WALL-E has watched the VHS of "Hello Dolly," his favorite thing, and sees what love is all about. He knows about holding hands and the first time he takes Eve's (voiced by Elissa Knight) sleek fingers inside his pincher claws, their hearts bond.
Almost as soon as she arrives, Eve gets whisked back inside the space ship which launches with WALL-E hanging on for dear life. They arrive at the mother ship Axiom where very plump Earthlings are luxurating in what they think is splendor while waiting to return to earth. Once WALL-E is detected, a full blown war begins between the reject bots and those who never want the earthlings to return to earth.
The movie is unique in that there's little dialogue, but WALL-E and Eve easily convey many points. Kids giggle at a robot who has surprising things happen to him, and there are plenty of surprises in this movie. Even the sounds and the actions of the other rogue bots garner laughter.
The movie's message, "Spending every day doing what he was made for but soon discovering what he was meant for," is revealed through environmental messages encouraging adults, without pompous moralizing, to "clean up our planet," and "get healthy." However, the film also presents a heartfelt story that embraces many great concepts such as "never give up on your dreams," "there's someone for everyone," and "good can overcome bad."

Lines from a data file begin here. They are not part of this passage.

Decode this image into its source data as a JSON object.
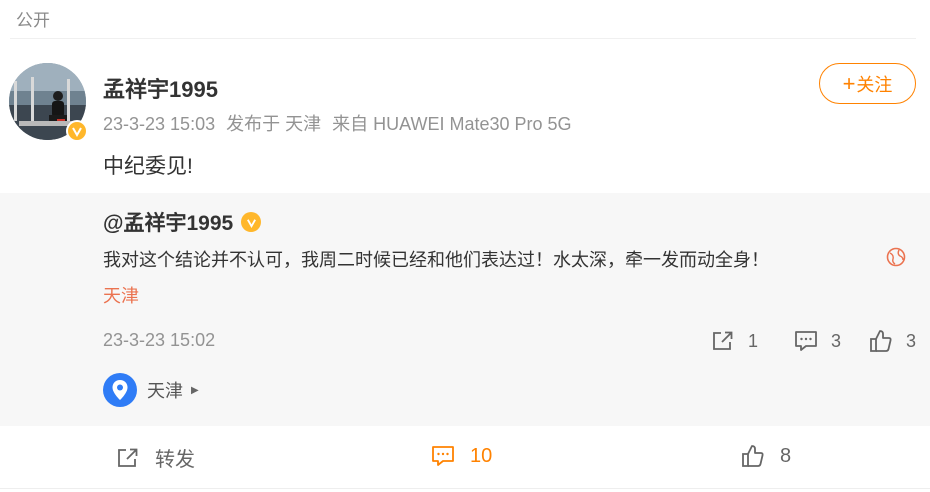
{
  "visibility_label": "公开",
  "post": {
    "author_name": "孟祥宇1995",
    "time": "23-3-23 15:03",
    "published_at": "发布于 天津",
    "source": "来自 HUAWEI Mate30 Pro 5G",
    "text": "中纪委见!",
    "follow_label": "关注",
    "follow_plus": "+"
  },
  "repost": {
    "author": "@孟祥宇1995",
    "text": "我对这个结论并不认可，我周二时候已经和他们表达过！水太深，牵一发而动全身！",
    "location": "天津",
    "time": "23-3-23 15:02",
    "share_count": "1",
    "comment_count": "3",
    "like_count": "3",
    "location_tag": "天津"
  },
  "actions": {
    "repost_label": "转发",
    "comment_count": "10",
    "like_count": "8"
  },
  "colors": {
    "accent": "#ff8200",
    "verified": "#ffb72b",
    "location_link": "#eb7350",
    "pin_blue": "#2f7cf6"
  }
}
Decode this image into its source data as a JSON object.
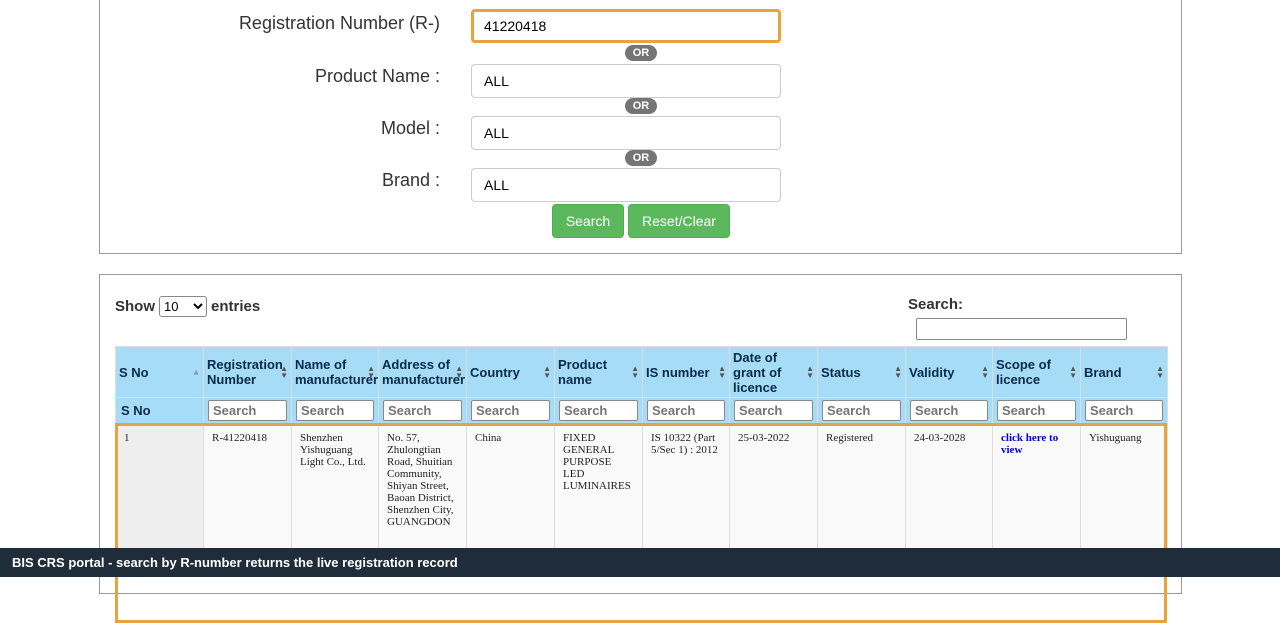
{
  "form": {
    "registration_label": "Registration Number (R-)",
    "registration_value": "41220418",
    "product_label": "Product Name :",
    "product_value": "ALL",
    "model_label": "Model :",
    "model_value": "ALL",
    "brand_label": "Brand :",
    "brand_value": "ALL",
    "or_label": "OR",
    "search_button": "Search",
    "reset_button": "Reset/Clear"
  },
  "table_controls": {
    "show_label": "Show",
    "entries_value": "10",
    "entries_label": "entries",
    "search_label": "Search:"
  },
  "columns": [
    {
      "label": "S No"
    },
    {
      "label": "Registration Number"
    },
    {
      "label": "Name of manufacturer"
    },
    {
      "label": "Address of manufacturer"
    },
    {
      "label": "Country"
    },
    {
      "label": "Product name"
    },
    {
      "label": "IS number"
    },
    {
      "label": "Date of grant of licence"
    },
    {
      "label": "Status"
    },
    {
      "label": "Validity"
    },
    {
      "label": "Scope of licence"
    },
    {
      "label": "Brand"
    }
  ],
  "filter_placeholder": "Search",
  "filter_sno_label": "S No",
  "row": {
    "sno": "1",
    "registration": "R-41220418",
    "manufacturer": "Shenzhen Yishuguang Light Co., Ltd.",
    "address": "No. 57, Zhulongtian Road, Shuitian Community, Shiyan Street, Baoan District, Shenzhen City, GUANGDON",
    "country": "China",
    "product": "FIXED GENERAL PURPOSE LED LUMINAIRES",
    "is_number": "IS 10322 (Part 5/Sec 1) : 2012",
    "grant_date": "25-03-2022",
    "status": "Registered",
    "validity": "24-03-2028",
    "scope": "click here to view",
    "brand": "Yishuguang"
  },
  "caption": "BIS CRS portal - search by R-number returns the live registration record",
  "colors": {
    "header_bg": "#a6dcf5",
    "button_green": "#5cb85c",
    "focus_orange": "#e8a33c",
    "caption_bg": "#1f2d3a"
  }
}
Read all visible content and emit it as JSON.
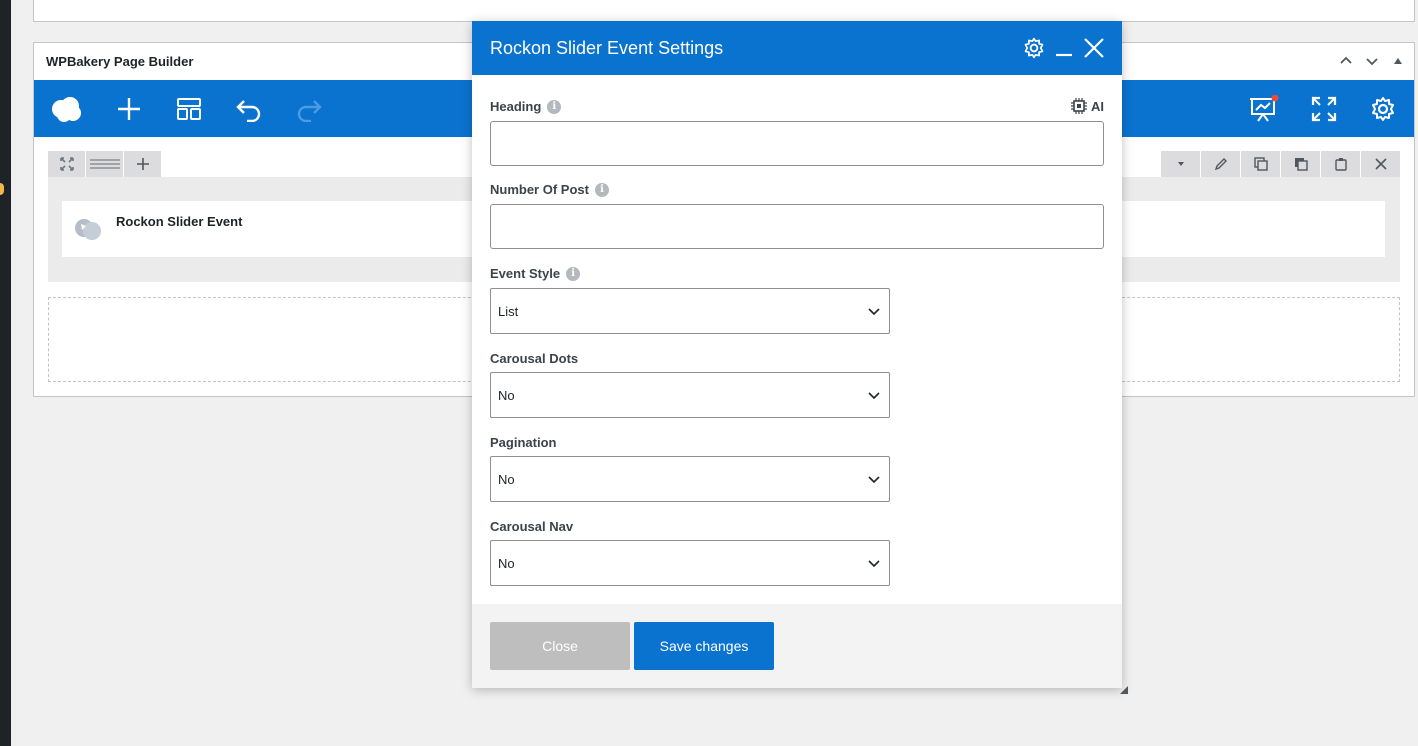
{
  "page": {
    "builder_title": "WPBakery Page Builder",
    "element_name": "Rockon Slider Event"
  },
  "toolbar": {
    "icons": [
      "cloud-icon",
      "plus-icon",
      "layout-icon",
      "undo-icon",
      "redo-icon",
      "preview-icon",
      "fullscreen-icon",
      "settings-icon"
    ],
    "accent": "#0a73cf",
    "notification_color": "#e74c3c"
  },
  "modal": {
    "title": "Rockon Slider Event Settings",
    "ai_label": "AI",
    "fields": {
      "heading": {
        "label": "Heading",
        "value": ""
      },
      "number_of_post": {
        "label": "Number Of Post",
        "value": ""
      },
      "event_style": {
        "label": "Event Style",
        "value": "List"
      },
      "carousal_dots": {
        "label": "Carousal Dots",
        "value": "No"
      },
      "pagination": {
        "label": "Pagination",
        "value": "No"
      },
      "carousal_nav": {
        "label": "Carousal Nav",
        "value": "No"
      }
    },
    "close_label": "Close",
    "save_label": "Save changes"
  }
}
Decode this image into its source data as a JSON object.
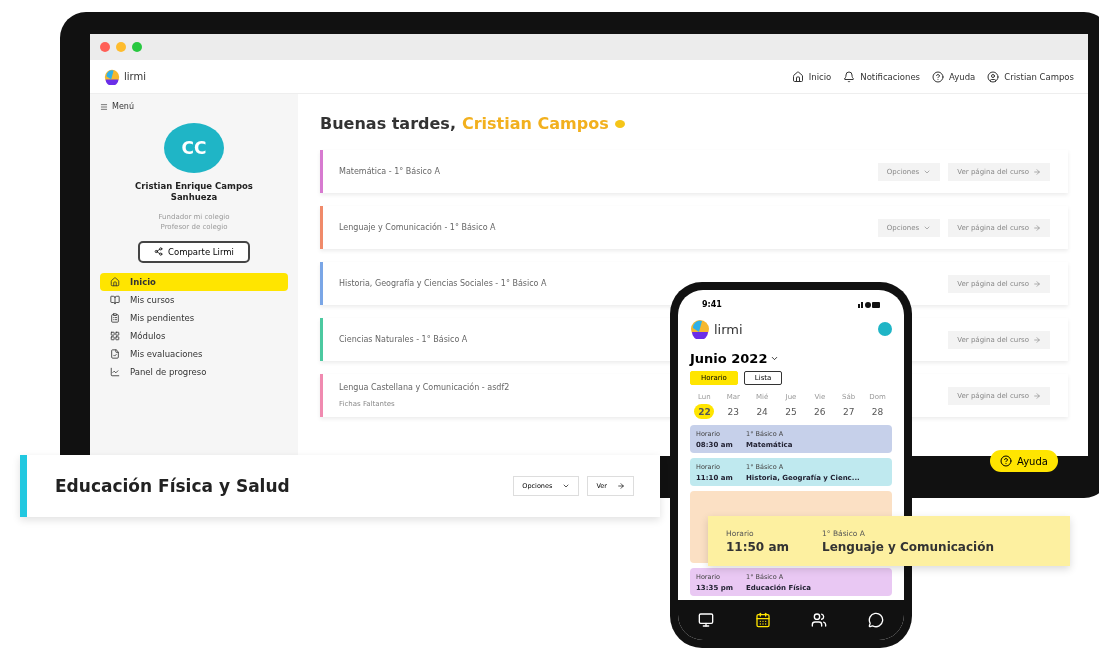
{
  "app": {
    "logo": "lirmi",
    "nav": [
      "Inicio",
      "Notificaciones",
      "Ayuda",
      "Cristian Campos"
    ]
  },
  "sidebar": {
    "menu": "Menú",
    "initials": "CC",
    "name": "Cristian Enrique Campos Sanhueza",
    "roles": [
      "Fundador mi colegio",
      "Profesor de colegio"
    ],
    "share": "Comparte Lirmi",
    "items": [
      {
        "label": "Inicio",
        "selected": true
      },
      {
        "label": "Mis cursos",
        "selected": false
      },
      {
        "label": "Mis pendientes",
        "selected": false
      },
      {
        "label": "Módulos",
        "selected": false
      },
      {
        "label": "Mis evaluaciones",
        "selected": false
      },
      {
        "label": "Panel de progreso",
        "selected": false
      }
    ]
  },
  "greeting": {
    "text": "Buenas tardes,",
    "name": "Cristian Campos"
  },
  "courses": [
    {
      "title": "Matemática - 1° Básico A",
      "color": "#d77ad0",
      "options": "Opciones",
      "view": "Ver página del curso"
    },
    {
      "title": "Lenguaje y Comunicación - 1° Básico A",
      "color": "#f08a6a",
      "options": "Opciones",
      "view": "Ver página del curso"
    },
    {
      "title": "Historia, Geografía y Ciencias Sociales - 1° Básico A",
      "color": "#7aa6e6",
      "view": "Ver página del curso"
    },
    {
      "title": "Ciencias Naturales - 1° Básico A",
      "color": "#4cc9a0",
      "view": "Ver página del curso"
    },
    {
      "title": "Lengua Castellana y Comunicación - asdf2",
      "color": "#f08ab0",
      "note": "Fichas Faltantes",
      "view": "Ver página del curso"
    }
  ],
  "help": "Ayuda",
  "floating_course": {
    "title": "Educación Física y Salud",
    "color": "#22c8e0",
    "options": "Opciones",
    "view": "Ver"
  },
  "phone": {
    "time": "9:41",
    "logo": "lirmi",
    "month": "Junio 2022",
    "views": [
      {
        "label": "Horario",
        "selected": true
      },
      {
        "label": "Lista",
        "selected": false
      }
    ],
    "weekdays": [
      "Lun",
      "Mar",
      "Mié",
      "Jue",
      "Vie",
      "Sáb",
      "Dom"
    ],
    "days": [
      {
        "label": "22",
        "selected": true
      },
      {
        "label": "23",
        "selected": false
      },
      {
        "label": "24",
        "selected": false
      },
      {
        "label": "25",
        "selected": false
      },
      {
        "label": "26",
        "selected": false
      },
      {
        "label": "27",
        "selected": false
      },
      {
        "label": "28",
        "selected": false
      }
    ],
    "events": [
      {
        "label": "Horario",
        "time": "08:30 am",
        "group": "1° Básico A",
        "subject": "Matemática",
        "color": "#c6d0ea"
      },
      {
        "label": "Horario",
        "time": "11:10 am",
        "group": "1° Básico A",
        "subject": "Historia, Geografía y Cienc...",
        "color": "#bfe9ef"
      },
      {
        "color": "#fbe0c4"
      },
      {
        "label": "Horario",
        "time": "13:35 pm",
        "group": "1° Básico A",
        "subject": "Educación Física",
        "color": "#e9c8f3"
      }
    ],
    "tabs": [
      {
        "kind": "screen",
        "selected": false
      },
      {
        "kind": "calendar",
        "selected": true
      },
      {
        "kind": "people",
        "selected": false
      },
      {
        "kind": "chat",
        "selected": false
      }
    ]
  },
  "highlight": {
    "label": "Horario",
    "time": "11:50 am",
    "group": "1° Básico A",
    "subject": "Lenguaje y Comunicación"
  }
}
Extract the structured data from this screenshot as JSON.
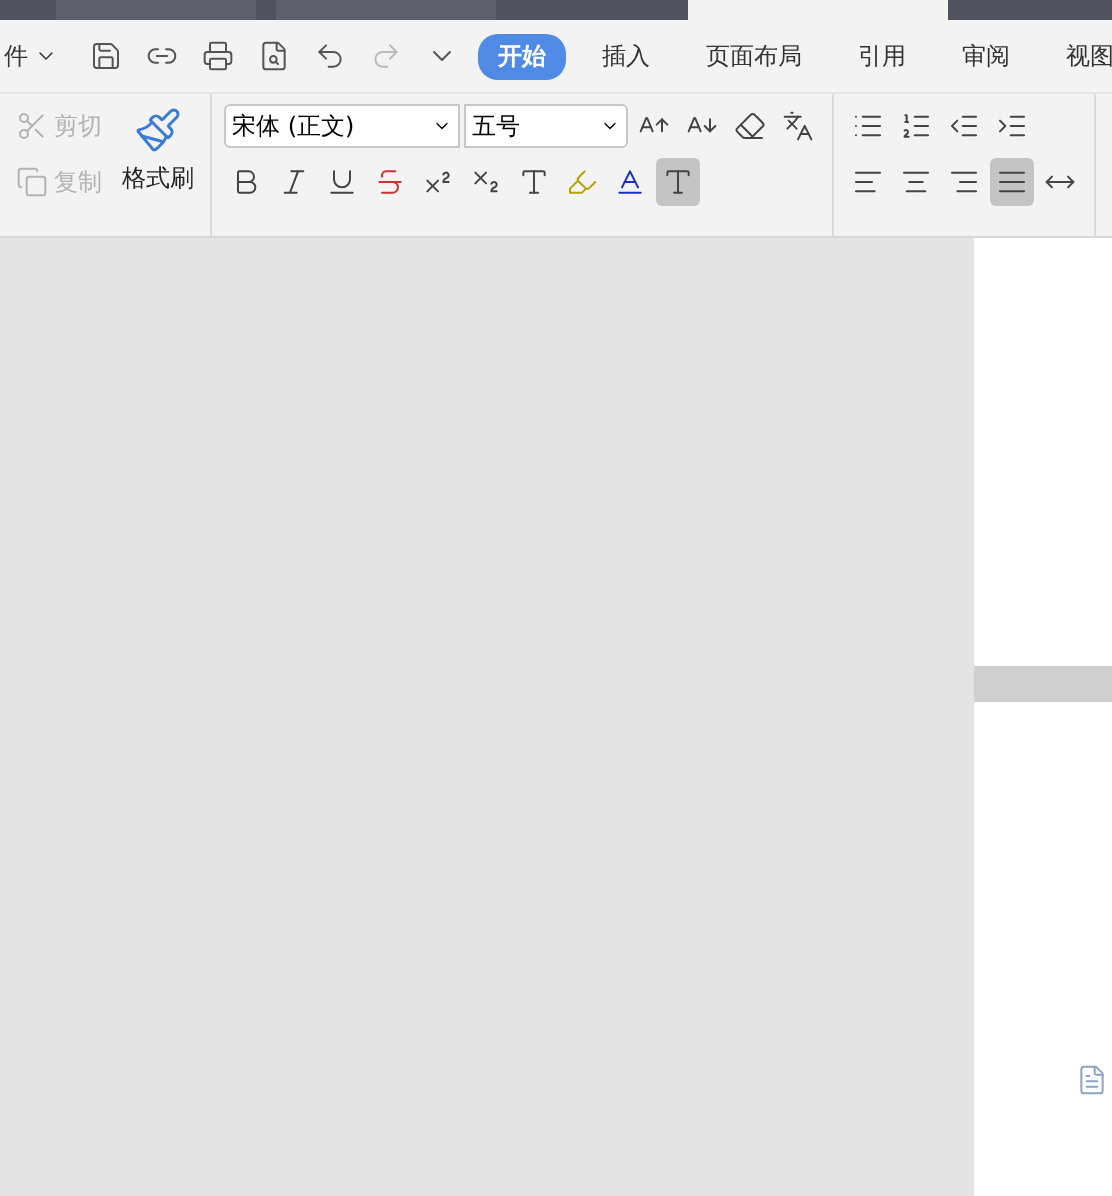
{
  "document_tabs": [
    {
      "selected": false
    },
    {
      "selected": false
    },
    {
      "selected": true
    }
  ],
  "menu": {
    "file_label": "件"
  },
  "ribbon_tabs": [
    {
      "label": "开始",
      "selected": true
    },
    {
      "label": "插入",
      "selected": false
    },
    {
      "label": "页面布局",
      "selected": false
    },
    {
      "label": "引用",
      "selected": false
    },
    {
      "label": "审阅",
      "selected": false
    },
    {
      "label": "视图",
      "selected": false
    }
  ],
  "clipboard": [
    {
      "label": "剪切",
      "kind": "cut",
      "disabled": true
    },
    {
      "label": "复制",
      "kind": "copy",
      "disabled": true
    }
  ],
  "format_painter": {
    "label": "格式刷"
  },
  "font": {
    "name": "宋体 (正文)",
    "size": "五号"
  },
  "font_tools": [
    {
      "kind": "grow",
      "selected": false
    },
    {
      "kind": "shrink",
      "selected": false
    },
    {
      "kind": "clear",
      "selected": false
    },
    {
      "kind": "phonetic",
      "selected": false
    }
  ],
  "format_buttons": [
    {
      "kind": "bold",
      "selected": false
    },
    {
      "kind": "italic",
      "selected": false
    },
    {
      "kind": "underline",
      "selected": false
    },
    {
      "kind": "strike",
      "selected": false
    },
    {
      "kind": "superscript",
      "selected": false
    },
    {
      "kind": "subscript",
      "selected": false
    },
    {
      "kind": "effect",
      "selected": false
    },
    {
      "kind": "highlight",
      "selected": false
    },
    {
      "kind": "color",
      "selected": false
    },
    {
      "kind": "shading",
      "selected": true
    }
  ],
  "list_tools": [
    {
      "kind": "bullets"
    },
    {
      "kind": "numbering"
    },
    {
      "kind": "outdent"
    },
    {
      "kind": "indent"
    }
  ],
  "alignment": [
    {
      "kind": "left",
      "selected": false
    },
    {
      "kind": "center",
      "selected": false
    },
    {
      "kind": "right",
      "selected": false
    },
    {
      "kind": "justify",
      "selected": true
    },
    {
      "kind": "distribute",
      "selected": false
    }
  ]
}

There can't be enough praise for Academy Award-winning writer-director Andrew Stanton ("Finding Nemo," "Toy Story") and his fellow cronies at Pixar for pulling off such a completely entertaining package as "WALL-E." The production value is stupendous with incredible thought put into the look of the film and the characteristics of the bots, right down to the question - should WALL-E have an elbow?
Part of Stanton's vision for the film was in capturing the look and feel of movies he saw growing up like "Star Wars," and "Close Encounters." "I hadn't seen a movie since then that made me feel that same way when we went out to space; so I wanted to recapture that feeling," he said.
In a world moving too fast and changing too rapidly, it's rare to have a moment to pause and reflect on what's really important in life and enjoy it at the same time. Happily, there are lots of those moments in "WALL-E."